But the area has become more crowded with nightspots.
“I don’t think LoDo is any less safe now than it was eight years ago, but you do have more bars, and at 2 in the morning there’s a lot of people on the streets, said Will Coleman, owner of the Purple Martini.
Coleman said that when the Purple Martini was at 15th and Market streets- it has since moved to the Tabor Center – only a few bars were nearby.
“Now you have Le Rouge, Mynt, Monarck, Hush, Spill, Below, Pi, 5 Degrees, Tryst, the Front Porch, Crave and others,” he said. “And all in the last three to four years.”
A few of those clubs draw a rowdy clientele, some say.
One former manager of a LoDo restaurant said he saw that happen outside one club this summer.
“Every Friday and Saturday, at 1:30 or 2 when they let out, there’d be a brawl,” said the former manager, who didn’t want his name used because he did not have the owner’s permission to speak publicly.
“It created an extremely unsafe environment for my staff. We’re trying to go home and we can’t because we’re too scared to exit the building,” he said.
Rush hour at 2 a.m.
Whether new clubs are changing the atmosphere or not, a lot of people who live there think LoDo has more than enough bars, said Judy Montero, a Denver city councilwoman whose 9th District includes LoDo.
“The neighborhood feels they’re at the point of saturation, which they have felt for several years,” she said.
A couple of years ago, Mayor John Hickenlooper put together a task force to examine public safety in LoDo. From that effort came changes to rules governing how neighbors can fight new or transferring liquor licenses, Montero said.
At the same time, David Clamage, who owned Rock Island bar, proposed allowing clubs to stay open after the 2 a.m. cutoff the state has set for serving alcohol.
“If you allow dancing to continue for an hour or so, then people dribble out instead of being pushed out all at once at 2 a.m.,” he said.
The fatality in Sunday’s shooting, Theodore “Ted” Padilla, 25, was shot just after 2 a.m. as he and others left Hush after closing.
Staying open past 2 a.m. also would relieve congestion on the sidewalks and in the streets, said Clamage, who closed his bar a year ago.
“At 2 a.m., I had 500 people standing on the curb outside exchanging phone numbers and deciding where to go have breakfast,” he said. “In any reasonable weather, at 2 a.m., the primary exit corridors down here are like rush hour.”
Safety essential
The proposal got nowhere, partly because many bar owners weren’t excited about paying staff for an extra hour, while they couldn’t sell drinks, Montero said.

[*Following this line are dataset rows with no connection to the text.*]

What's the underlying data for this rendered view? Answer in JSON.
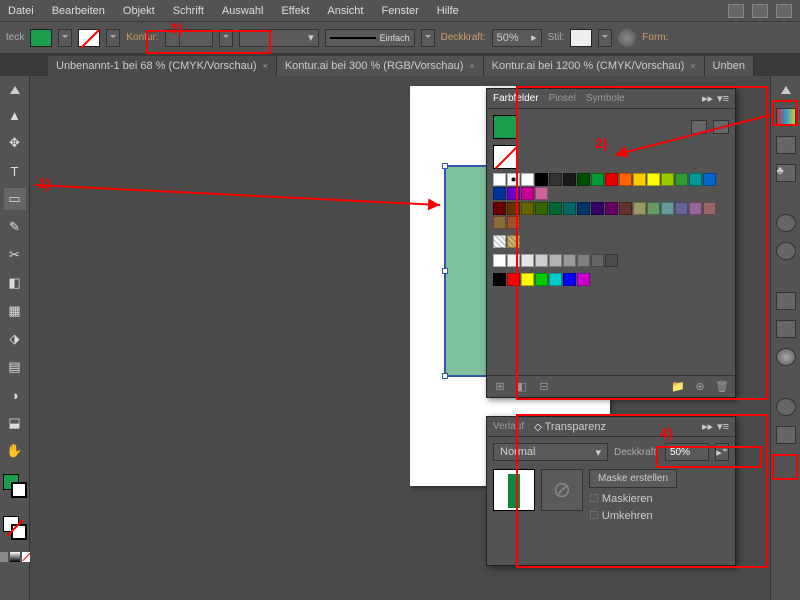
{
  "menu": [
    "Datei",
    "Bearbeiten",
    "Objekt",
    "Schrift",
    "Auswahl",
    "Effekt",
    "Ansicht",
    "Fenster",
    "Hilfe"
  ],
  "control": {
    "teck": "teck",
    "fill": "#1a9e4b",
    "kontur": "Kontur:",
    "stroke_style": "Einfach",
    "deckkraft_lbl": "Deckkraft:",
    "deckkraft_val": "50%",
    "stil": "Stil:",
    "form": "Form:"
  },
  "tabs": [
    {
      "label": "Unbenannt-1 bei 68 % (CMYK/Vorschau)",
      "active": true
    },
    {
      "label": "Kontur.ai bei 300 % (RGB/Vorschau)",
      "active": false
    },
    {
      "label": "Kontur.ai bei 1200 % (CMYK/Vorschau)",
      "active": false
    },
    {
      "label": "Unben",
      "active": false
    }
  ],
  "tools": [
    "▲",
    "✥",
    "T",
    "▭",
    "✎",
    "✂",
    "◧",
    "▦",
    "⬗",
    "▤",
    "◑",
    "⬓",
    "✋"
  ],
  "swatch_panel": {
    "tabs": [
      "Farbfelder",
      "Pinsel",
      "Symbole"
    ],
    "colors_row1": [
      "#ffffff",
      "#000000",
      "#333333",
      "#1a1a1a",
      "#004d00",
      "#009933",
      "#e60000",
      "#ff6600",
      "#ffcc00",
      "#ffff00",
      "#99cc00",
      "#339933",
      "#009999",
      "#0066cc",
      "#003399",
      "#6600cc",
      "#cc0099",
      "#cc6699"
    ],
    "colors_row2": [
      "#660000",
      "#663300",
      "#666600",
      "#336600",
      "#006633",
      "#006666",
      "#003366",
      "#330066",
      "#660066",
      "#663333",
      "#999966",
      "#669966",
      "#669999",
      "#666699",
      "#996699",
      "#996666",
      "#8a6d3b",
      "#a0522d"
    ],
    "colors_row3": [
      "#ffffff",
      "#f2f2f2",
      "#e6e6e6",
      "#cccccc",
      "#b3b3b3",
      "#999999",
      "#808080",
      "#666666",
      "#4d4d4d"
    ],
    "colors_row4": [
      "#000000",
      "#ff0000",
      "#ffff00",
      "#00cc00",
      "#00cccc",
      "#0000ff",
      "#cc00cc"
    ]
  },
  "trans_panel": {
    "tabs": [
      "Verlauf",
      "Transparenz"
    ],
    "mode": "Normal",
    "deck_lbl": "Deckkraft:",
    "deck_val": "50%",
    "mask_btn": "Maske erstellen",
    "mask_opt1": "Maskieren",
    "mask_opt2": "Umkehren"
  },
  "annotations": {
    "a1": "1)",
    "a2": "2)",
    "a3": "3)",
    "a4": "4)"
  }
}
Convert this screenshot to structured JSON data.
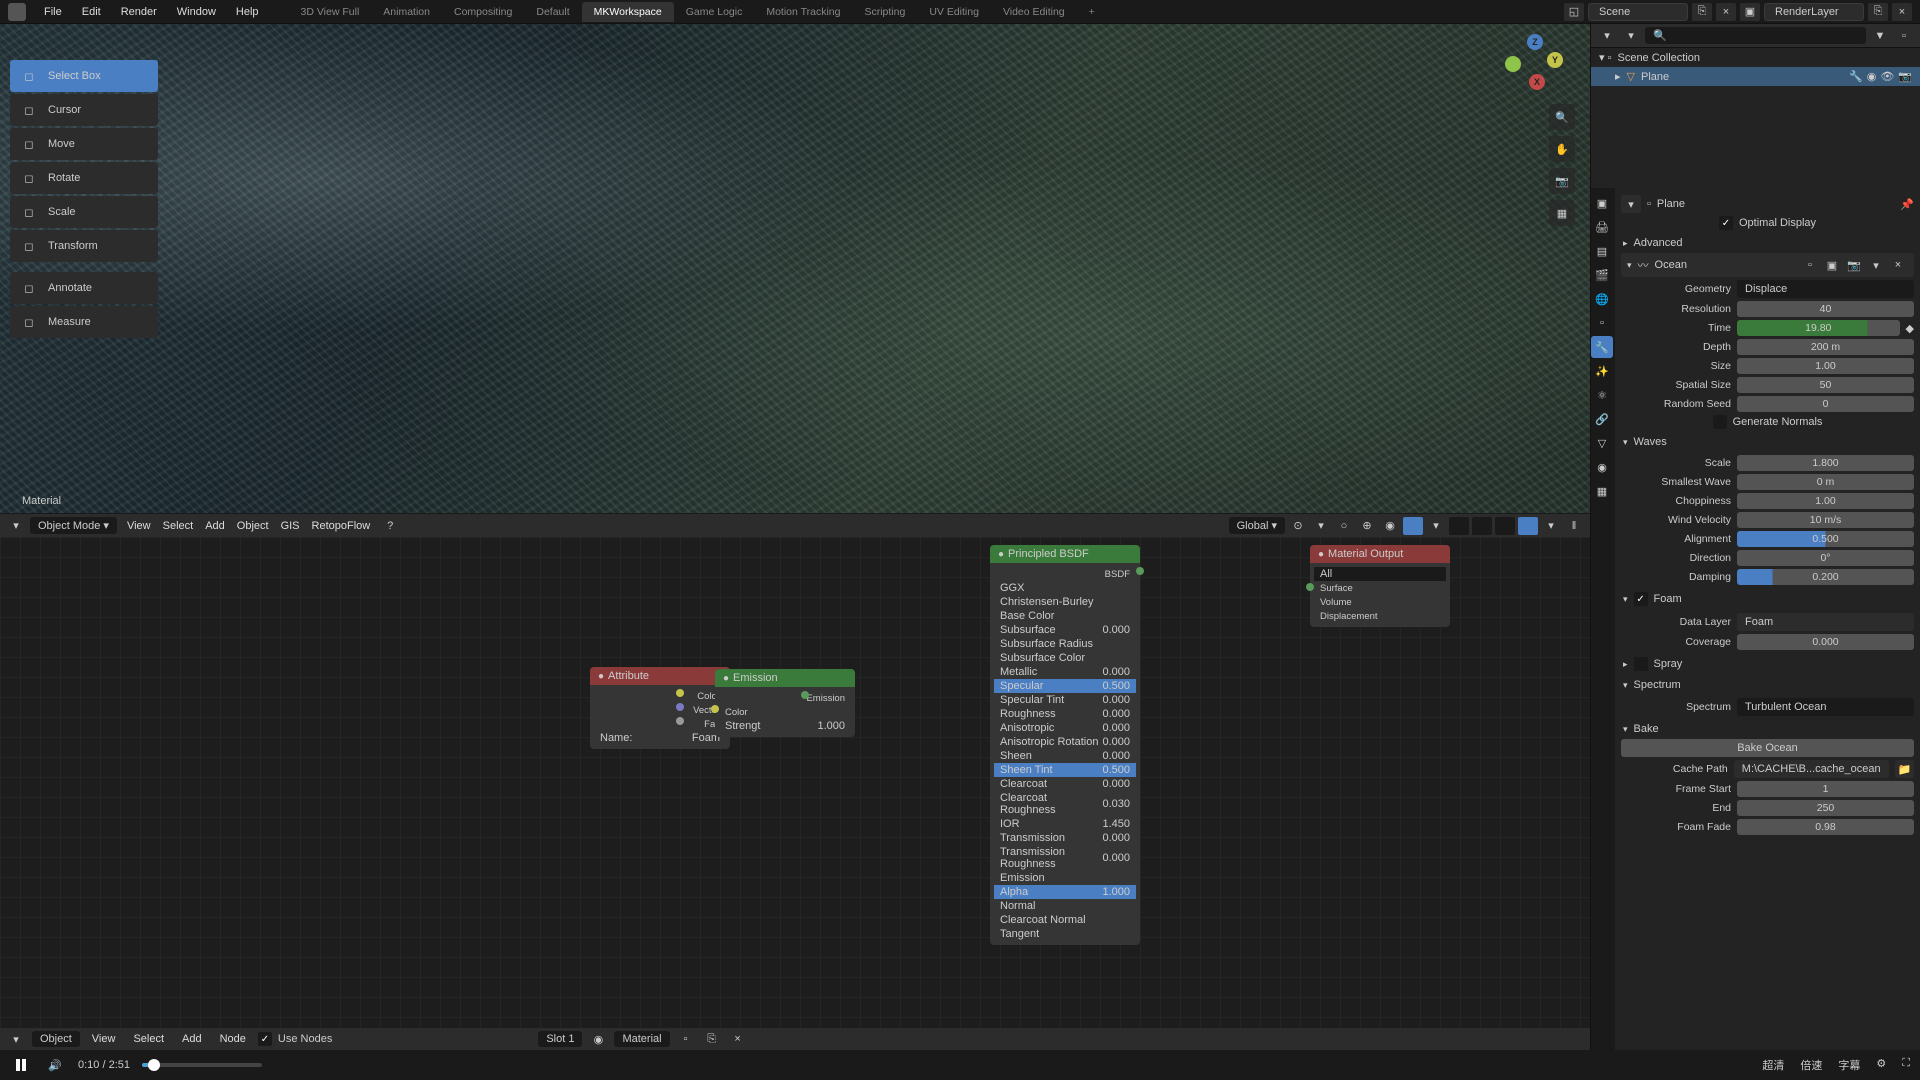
{
  "topmenu": {
    "file": "File",
    "edit": "Edit",
    "render": "Render",
    "window": "Window",
    "help": "Help"
  },
  "workspaces": {
    "tabs": [
      "3D View Full",
      "Animation",
      "Compositing",
      "Default",
      "MKWorkspace",
      "Game Logic",
      "Motion Tracking",
      "Scripting",
      "UV Editing",
      "Video Editing"
    ],
    "active_index": 4
  },
  "topright": {
    "scene": "Scene",
    "renderlayer": "RenderLayer"
  },
  "tools": [
    {
      "label": "Select Box",
      "icon": "select"
    },
    {
      "label": "Cursor",
      "icon": "cursor"
    },
    {
      "label": "Move",
      "icon": "move"
    },
    {
      "label": "Rotate",
      "icon": "rotate"
    },
    {
      "label": "Scale",
      "icon": "scale"
    },
    {
      "label": "Transform",
      "icon": "transform"
    },
    {
      "label": "Annotate",
      "icon": "pen"
    },
    {
      "label": "Measure",
      "icon": "ruler"
    }
  ],
  "viewport_header": {
    "mode": "Object Mode",
    "menus": [
      "View",
      "Select",
      "Add",
      "Object",
      "GIS",
      "RetopoFlow"
    ],
    "orientation": "Global"
  },
  "viewport_label": "Material",
  "gizmo": {
    "x": "X",
    "y": "Y",
    "z": "Z"
  },
  "outliner": {
    "scene_collection": "Scene Collection",
    "items": [
      {
        "name": "Plane",
        "selected": true
      }
    ]
  },
  "props_header": {
    "object": "Plane"
  },
  "optimal_display": "Optimal Display",
  "sections": {
    "advanced": "Advanced",
    "ocean": "Ocean",
    "waves": "Waves",
    "foam": "Foam",
    "spray": "Spray",
    "spectrum": "Spectrum",
    "bake": "Bake"
  },
  "ocean": {
    "geometry": {
      "label": "Geometry",
      "value": "Displace"
    },
    "resolution": {
      "label": "Resolution",
      "value": "40"
    },
    "time": {
      "label": "Time",
      "value": "19.80"
    },
    "depth": {
      "label": "Depth",
      "value": "200 m"
    },
    "size": {
      "label": "Size",
      "value": "1.00"
    },
    "spatial_size": {
      "label": "Spatial Size",
      "value": "50"
    },
    "random_seed": {
      "label": "Random Seed",
      "value": "0"
    },
    "gen_normals": "Generate Normals"
  },
  "waves": {
    "scale": {
      "label": "Scale",
      "value": "1.800"
    },
    "smallest": {
      "label": "Smallest Wave",
      "value": "0 m"
    },
    "choppiness": {
      "label": "Choppiness",
      "value": "1.00"
    },
    "wind": {
      "label": "Wind Velocity",
      "value": "10 m/s"
    },
    "alignment": {
      "label": "Alignment",
      "value": "0.500"
    },
    "direction": {
      "label": "Direction",
      "value": "0°"
    },
    "damping": {
      "label": "Damping",
      "value": "0.200"
    }
  },
  "foam": {
    "enabled": true,
    "data_layer": {
      "label": "Data Layer",
      "value": "Foam"
    },
    "coverage": {
      "label": "Coverage",
      "value": "0.000"
    }
  },
  "spectrum": {
    "label": "Spectrum",
    "value": "Turbulent Ocean"
  },
  "bake": {
    "button": "Bake Ocean",
    "cache_path": {
      "label": "Cache Path",
      "value": "M:\\CACHE\\B...cache_ocean"
    },
    "frame_start": {
      "label": "Frame Start",
      "value": "1"
    },
    "end": {
      "label": "End",
      "value": "250"
    },
    "foam_fade": {
      "label": "Foam Fade",
      "value": "0.98"
    }
  },
  "nodes": {
    "attribute": {
      "title": "Attribute",
      "outputs": [
        "Color",
        "Vector",
        "Fac"
      ],
      "name_label": "Name:",
      "name_value": "Foam"
    },
    "emission": {
      "title": "Emission",
      "out": "Emission",
      "color": "Color",
      "strength": "Strengt",
      "strength_val": "1.000"
    },
    "bsdf": {
      "title": "Principled BSDF",
      "out": "BSDF",
      "rows": [
        {
          "l": "GGX",
          "v": ""
        },
        {
          "l": "Christensen-Burley",
          "v": ""
        },
        {
          "l": "Base Color",
          "v": ""
        },
        {
          "l": "Subsurface",
          "v": "0.000"
        },
        {
          "l": "Subsurface Radius",
          "v": ""
        },
        {
          "l": "Subsurface Color",
          "v": ""
        },
        {
          "l": "Metallic",
          "v": "0.000"
        },
        {
          "l": "Specular",
          "v": "0.500",
          "sel": true
        },
        {
          "l": "Specular Tint",
          "v": "0.000"
        },
        {
          "l": "Roughness",
          "v": "0.000"
        },
        {
          "l": "Anisotropic",
          "v": "0.000"
        },
        {
          "l": "Anisotropic Rotation",
          "v": "0.000"
        },
        {
          "l": "Sheen",
          "v": "0.000"
        },
        {
          "l": "Sheen Tint",
          "v": "0.500",
          "sel": true
        },
        {
          "l": "Clearcoat",
          "v": "0.000"
        },
        {
          "l": "Clearcoat Roughness",
          "v": "0.030"
        },
        {
          "l": "IOR",
          "v": "1.450"
        },
        {
          "l": "Transmission",
          "v": "0.000"
        },
        {
          "l": "Transmission Roughness",
          "v": "0.000"
        },
        {
          "l": "Emission",
          "v": ""
        },
        {
          "l": "Alpha",
          "v": "1.000",
          "sel": true
        },
        {
          "l": "Normal",
          "v": ""
        },
        {
          "l": "Clearcoat Normal",
          "v": ""
        },
        {
          "l": "Tangent",
          "v": ""
        }
      ]
    },
    "matout": {
      "title": "Material Output",
      "all": "All",
      "rows": [
        "Surface",
        "Volume",
        "Displacement"
      ]
    }
  },
  "node_editor_header": {
    "menus": [
      "View",
      "Select",
      "Add",
      "Node"
    ],
    "use_nodes": "Use Nodes",
    "slot": "Slot 1",
    "material": "Material",
    "object": "Object"
  },
  "player": {
    "time": "0:10 / 2:51",
    "quality": "超清",
    "speed": "倍速",
    "subtitle": "字幕"
  }
}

“But if the bar owners would agree, I don’t think it would hurt to revisit it,” she said.
Meanwhile, Dilley, the District 6 police commander, has asked off-duty officers who work in LoDo to stay until 2:30 a.m. and to be a visible presence outside as bars close.
It is too soon to know whether recent shootings will hurt LoDo businesses.
But with the Democratic National Convention on the 2008 calendar – and some 35,000 coming to town – community leaders agree it’s imperative to keep downtown safe.
So do LoDo patrons.
“Basically, I’ve got money to spend and a choice to make,” Fitzgerald said.
“Do I spend it where people get shot every couple months, or entertain myself, family and friends in a place I don’t read about in the paper every couple of weeks?”